In an effort to understand which types of fiber promote the representation of different types of beneficial microbes in the human gut, and the nature of their active ingredients, the researchers screened 34 types of fiber provided by the food company Mondelez International. Their list included fibers often discarded during food manufacturing, such as fruit and vegetable peels and grain husks.
The researchers began by colonizing mice raised under sterile conditions with a collection of gut bacteria species they had cultured from a healthy human. The genomes of these organisms were sequenced to inventory their genes. Groups of mice containing this model human gut community initially were fed a base human diet high in saturated fats and low in fiber. Next, the researchers screened 144 derivative diets containing different types and amounts of fiber supplements. The investigators monitored the effects of the added fibers on levels of members of the model gut community, as well as expression of the proteins encoded by their genomes.
“Microbes are master teachers,” Gordon said. “The microbial genes that respond to the different fibers provided an important clue as to what kinds of molecules in a given type of fiber a given community member preferred to consume.”
Said first author Michael L. Patnode, Ph.D., a postdoctoral researcher in Gordon’s lab: “Our screen identified food-grade fibers that selectively affected different species belonging to a group of bacteria known as Bacteroides. Our experiments showed that in pea fiber, the active molecular constituents included a type of polysaccharide called arabinan, whereas in citrus pectin recovered from orange peels, another type of polysaccharide called homogalacturonan was responsible for expansion of the bacteria.”

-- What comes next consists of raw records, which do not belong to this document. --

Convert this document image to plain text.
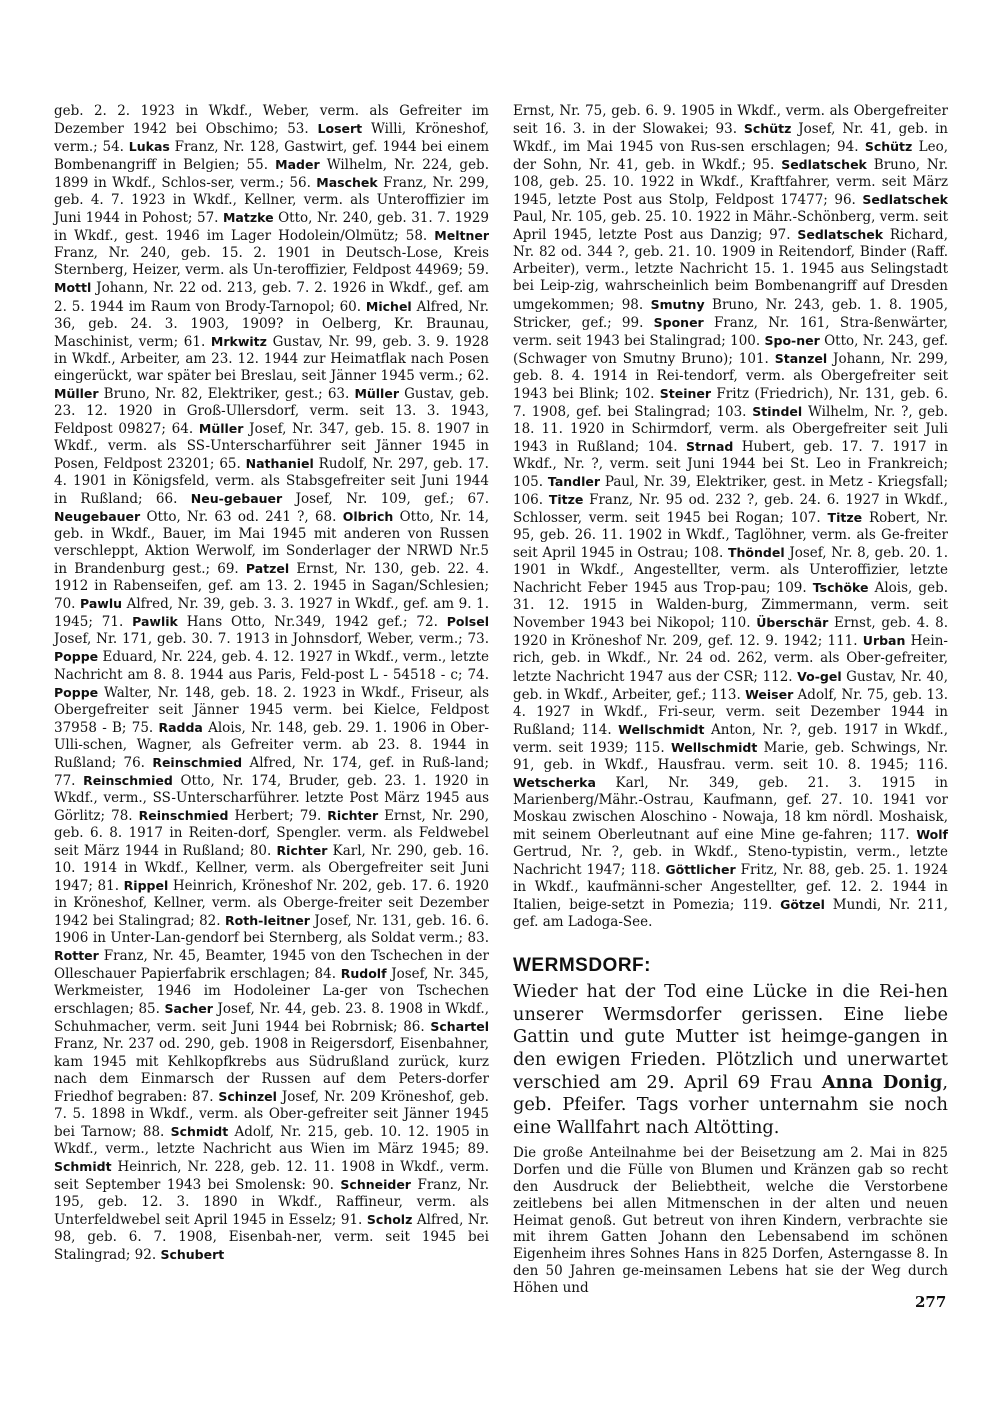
geb. 2. 2. 1923 in Wkdf., Weber, verm. als Gefreiter im Dezember 1942 bei Obschimo; 53. Losert Willi, Kröneshof, verm.; 54. Lukas Franz, Nr. 128, Gastwirt, gef. 1944 bei einem Bombenangriff in Belgien; 55. Mader Wilhelm, Nr. 224, geb. 1899 in Wkdf., Schlos-ser, verm.; 56. Maschek Franz, Nr. 299, geb. 4. 7. 1923 in Wkdf., Kellner, verm. als Unteroffizier im Juni 1944 in Pohost; 57. Matzke Otto, Nr. 240, geb. 31. 7. 1929 in Wkdf., gest. 1946 im Lager Hodolein/Olmütz; 58. Meltner Franz, Nr. 240, geb. 15. 2. 1901 in Deutsch-Lose, Kreis Sternberg, Heizer, verm. als Un-teroffizier, Feldpost 44969; 59. Mottl Johann, Nr. 22 od. 213, geb. 7. 2. 1926 in Wkdf., gef. am 2. 5. 1944 im Raum von Brody-Tarnopol; 60. Michel Alfred, Nr. 36, geb. 24. 3. 1903, 1909? in Oelberg, Kr. Braunau, Maschinist, verm; 61. Mrkwitz Gustav, Nr. 99, geb. 3. 9. 1928 in Wkdf., Arbeiter, am 23. 12. 1944 zur Heimatflak nach Posen eingerückt, war später bei Breslau, seit Jänner 1945 verm.; 62. Müller Bruno, Nr. 82, Elektriker, gest.; 63. Müller Gustav, geb. 23. 12. 1920 in Groß-Ullersdorf, verm. seit 13. 3. 1943, Feldpost 09827; 64. Müller Josef, Nr. 347, geb. 15. 8. 1907 in Wkdf., verm. als SS-Unterscharführer seit Jänner 1945 in Posen, Feldpost 23201; 65. Nathaniel Rudolf, Nr. 297, geb. 17. 4. 1901 in Königsfeld, verm. als Stabsgefreiter seit Juni 1944 in Rußland; 66. Neu-gebauer Josef, Nr. 109, gef.; 67. Neugebauer Otto, Nr. 63 od. 241 ?, 68. Olbrich Otto, Nr. 14, geb. in Wkdf., Bauer, im Mai 1945 mit anderen von Russen verschleppt, Aktion Werwolf, im Sonderlager der NRWD Nr.5 in Brandenburg gest.; 69. Patzel Ernst, Nr. 130, geb. 22. 4. 1912 in Rabenseifen, gef. am 13. 2. 1945 in Sagan/Schlesien; 70. Pawlu Alfred, Nr. 39, geb. 3. 3. 1927 in Wkdf., gef. am 9. 1. 1945; 71. Pawlik Hans Otto, Nr.349, 1942 gef.; 72. Polsel Josef, Nr. 171, geb. 30. 7. 1913 in Johnsdorf, Weber, verm.; 73. Poppe Eduard, Nr. 224, geb. 4. 12. 1927 in Wkdf., verm., letzte Nachricht am 8. 8. 1944 aus Paris, Feld-post L - 54518 - c; 74. Poppe Walter, Nr. 148, geb. 18. 2. 1923 in Wkdf., Friseur, als Obergefreiter seit Jänner 1945 verm. bei Kielce, Feldpost 37958 - B; 75. Radda Alois, Nr. 148, geb. 29. 1. 1906 in Ober-Ulli-schen, Wagner, als Gefreiter verm. ab 23. 8. 1944 in Rußland; 76. Reinschmied Alfred, Nr. 174, gef. in Ruß-land; 77. Reinschmied Otto, Nr. 174, Bruder, geb. 23. 1. 1920 in Wkdf., verm., SS-Unterscharführer. letzte Post März 1945 aus Görlitz; 78. Reinschmied Herbert; 79. Richter Ernst, Nr. 290, geb. 6. 8. 1917 in Reiten-dorf, Spengler. verm. als Feldwebel seit März 1944 in Rußland; 80. Richter Karl, Nr. 290, geb. 16. 10. 1914 in Wkdf., Kellner, verm. als Obergefreiter seit Juni 1947; 81. Rippel Heinrich, Kröneshof Nr. 202, geb. 17. 6. 1920 in Kröneshof, Kellner, verm. als Oberge-freiter seit Dezember 1942 bei Stalingrad; 82. Roth-leitner Josef, Nr. 131, geb. 16. 6. 1906 in Unter-Lan-gendorf bei Sternberg, als Soldat verm.; 83. Rotter Franz, Nr. 45, Beamter, 1945 von den Tschechen in der Olleschauer Papierfabrik erschlagen; 84. Rudolf Josef, Nr. 345, Werkmeister, 1946 im Hodoleiner La-ger von Tschechen erschlagen; 85. Sacher Josef, Nr. 44, geb. 23. 8. 1908 in Wkdf., Schuhmacher, verm. seit Juni 1944 bei Robrnisk; 86. Schartel Franz, Nr. 237 od. 290, geb. 1908 in Reigersdorf, Eisenbahner, kam 1945 mit Kehlkopfkrebs aus Südrußland zurück, kurz nach dem Einmarsch der Russen auf dem Peters-dorfer Friedhof begraben: 87. Schinzel Josef, Nr. 209 Kröneshof, geb. 7. 5. 1898 in Wkdf., verm. als Ober-gefreiter seit Jänner 1945 bei Tarnow; 88. Schmidt Adolf, Nr. 215, geb. 10. 12. 1905 in Wkdf., verm., letzte Nachricht aus Wien im März 1945; 89. Schmidt Heinrich, Nr. 228, geb. 12. 11. 1908 in Wkdf., verm. seit September 1943 bei Smolensk: 90. Schneider Franz, Nr. 195, geb. 12. 3. 1890 in Wkdf., Raffineur, verm. als Unterfeldwebel seit April 1945 in Esselz; 91. Scholz Alfred, Nr. 98, geb. 6. 7. 1908, Eisenbah-ner, verm. seit 1945 bei Stalingrad; 92. Schubert

Ernst, Nr. 75, geb. 6. 9. 1905 in Wkdf., verm. als Obergefreiter seit 16. 3. in der Slowakei; 93. Schütz Josef, Nr. 41, geb. in Wkdf., im Mai 1945 von Rus-sen erschlagen; 94. Schütz Leo, der Sohn, Nr. 41, geb. in Wkdf.; 95. Sedlatschek Bruno, Nr. 108, geb. 25. 10. 1922 in Wkdf., Kraftfahrer, verm. seit März 1945, letzte Post aus Stolp, Feldpost 17477; 96. Sedlatschek Paul, Nr. 105, geb. 25. 10. 1922 in Mähr.-Schönberg, verm. seit April 1945, letzte Post aus Danzig; 97. Sedlatschek Richard, Nr. 82 od. 344 ?, geb. 21. 10. 1909 in Reitendorf, Binder (Raff. Arbeiter), verm., letzte Nachricht 15. 1. 1945 aus Selingstadt bei Leip-zig, wahrscheinlich beim Bombenangriff auf Dresden umgekommen; 98. Smutny Bruno, Nr. 243, geb. 1. 8. 1905, Stricker, gef.; 99. Sponer Franz, Nr. 161, Stra-ßenwärter, verm. seit 1943 bei Stalingrad; 100. Spo-ner Otto, Nr. 243, gef. (Schwager von Smutny Bruno); 101. Stanzel Johann, Nr. 299, geb. 8. 4. 1914 in Rei-tendorf, verm. als Obergefreiter seit 1943 bei Blink; 102. Steiner Fritz (Friedrich), Nr. 131, geb. 6. 7. 1908, gef. bei Stalingrad; 103. Stindel Wilhelm, Nr. ?, geb. 18. 11. 1920 in Schirmdorf, verm. als Obergefreiter seit Juli 1943 in Rußland; 104. Strnad Hubert, geb. 17. 7. 1917 in Wkdf., Nr. ?, verm. seit Juni 1944 bei St. Leo in Frankreich; 105. Tandler Paul, Nr. 39, Elektriker, gest. in Metz - Kriegsfall; 106. Titze Franz, Nr. 95 od. 232 ?, geb. 24. 6. 1927 in Wkdf., Schlosser, verm. seit 1945 bei Rogan; 107. Titze Robert, Nr. 95, geb. 26. 11. 1902 in Wkdf., Taglöhner, verm. als Ge-freiter seit April 1945 in Ostrau; 108. Thöndel Josef, Nr. 8, geb. 20. 1. 1901 in Wkdf., Angestellter, verm. als Unteroffizier, letzte Nachricht Feber 1945 aus Trop-pau; 109. Tschöke Alois, geb. 31. 12. 1915 in Walden-burg, Zimmermann, verm. seit November 1943 bei Nikopol; 110. Überschär Ernst, geb. 4. 8. 1920 in Kröneshof Nr. 209, gef. 12. 9. 1942; 111. Urban Hein-rich, geb. in Wkdf., Nr. 24 od. 262, verm. als Ober-gefreiter, letzte Nachricht 1947 aus der CSR; 112. Vo-gel Gustav, Nr. 40, geb. in Wkdf., Arbeiter, gef.; 113. Weiser Adolf, Nr. 75, geb. 13. 4. 1927 in Wkdf., Fri-seur, verm. seit Dezember 1944 in Rußland; 114. Wellschmidt Anton, Nr. ?, geb. 1917 in Wkdf., verm. seit 1939; 115. Wellschmidt Marie, geb. Schwings, Nr. 91, geb. in Wkdf., Hausfrau. verm. seit 10. 8. 1945; 116. Wetscherka Karl, Nr. 349, geb. 21. 3. 1915 in Marienberg/Mähr.-Ostrau, Kaufmann, gef. 27. 10. 1941 vor Moskau zwischen Aloschino - Nowaja, 18 km nördl. Moshaisk, mit seinem Oberleutnant auf eine Mine ge-fahren; 117. Wolf Gertrud, Nr. ?, geb. in Wkdf., Steno-typistin, verm., letzte Nachricht 1947; 118. Göttlicher Fritz, Nr. 88, geb. 25. 1. 1924 in Wkdf., kaufmänni-scher Angestellter, gef. 12. 2. 1944 in Italien, beige-setzt in Pomezia; 119. Götzel Mundi, Nr. 211, gef. am Ladoga-See.

WERMSDORF:

Wieder hat der Tod eine Lücke in die Rei-hen unserer Wermsdorfer gerissen. Eine liebe Gattin und gute Mutter ist heimge-gangen in den ewigen Frieden. Plötzlich und unerwartet verschied am 29. April 69 Frau Anna Donig, geb. Pfeifer. Tags vorher unternahm sie noch eine Wallfahrt nach Altötting.

Die große Anteilnahme bei der Beisetzung am 2. Mai in 825 Dorfen und die Fülle von Blumen und Kränzen gab so recht den Ausdruck der Beliebtheit, welche die Verstorbene zeitlebens bei allen Mitmenschen in der alten und neuen Heimat genoß. Gut betreut von ihren Kindern, verbrachte sie mit ihrem Gatten Johann den Lebensabend im schönen Eigenheim ihres Sohnes Hans in 825 Dorfen, Asterngasse 8. In den 50 Jahren ge-meinsamen Lebens hat sie der Weg durch Höhen und

277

The researchers uncovered interactions between gut bacterial species that help explain the selective effects of fibers on Bacteroides species. It turns out that some of the Bacteroides in their community directly compete with each other to consume components of dietary fibers, while others defer to their neighbors. Understanding these relationships is important for developing foods that are optimally processed by different microbial populations that live together in the gut, according to the researchers.
To dissect these relationships, Patnode created artificial food particles consisting of different types of magnetic, microscopic glass beads. Each type contained a given fiber-derived polysaccharide bound to the bead’s surface together with a given type of bound fluorescent label. The collection of different bead types was introduced simultaneously into the intestines of different groups of mice colonized with the human gut microbial community—with or without intentional omission of one or more of its Bacteroides members. Food particles then were recovered after passage through the intestines of these animals, and the amount of polysaccharide remaining on the particles surfaces was measured.
“These artificial food particles acted as biosensors, allowing us to decipher how inclusion or omission of Bacteroides influenced the community’s ability to process the different polysaccharides present on the different beads,” Patnode said. “Moreover, we were able to monitor fiber degradation in different diet contexts.”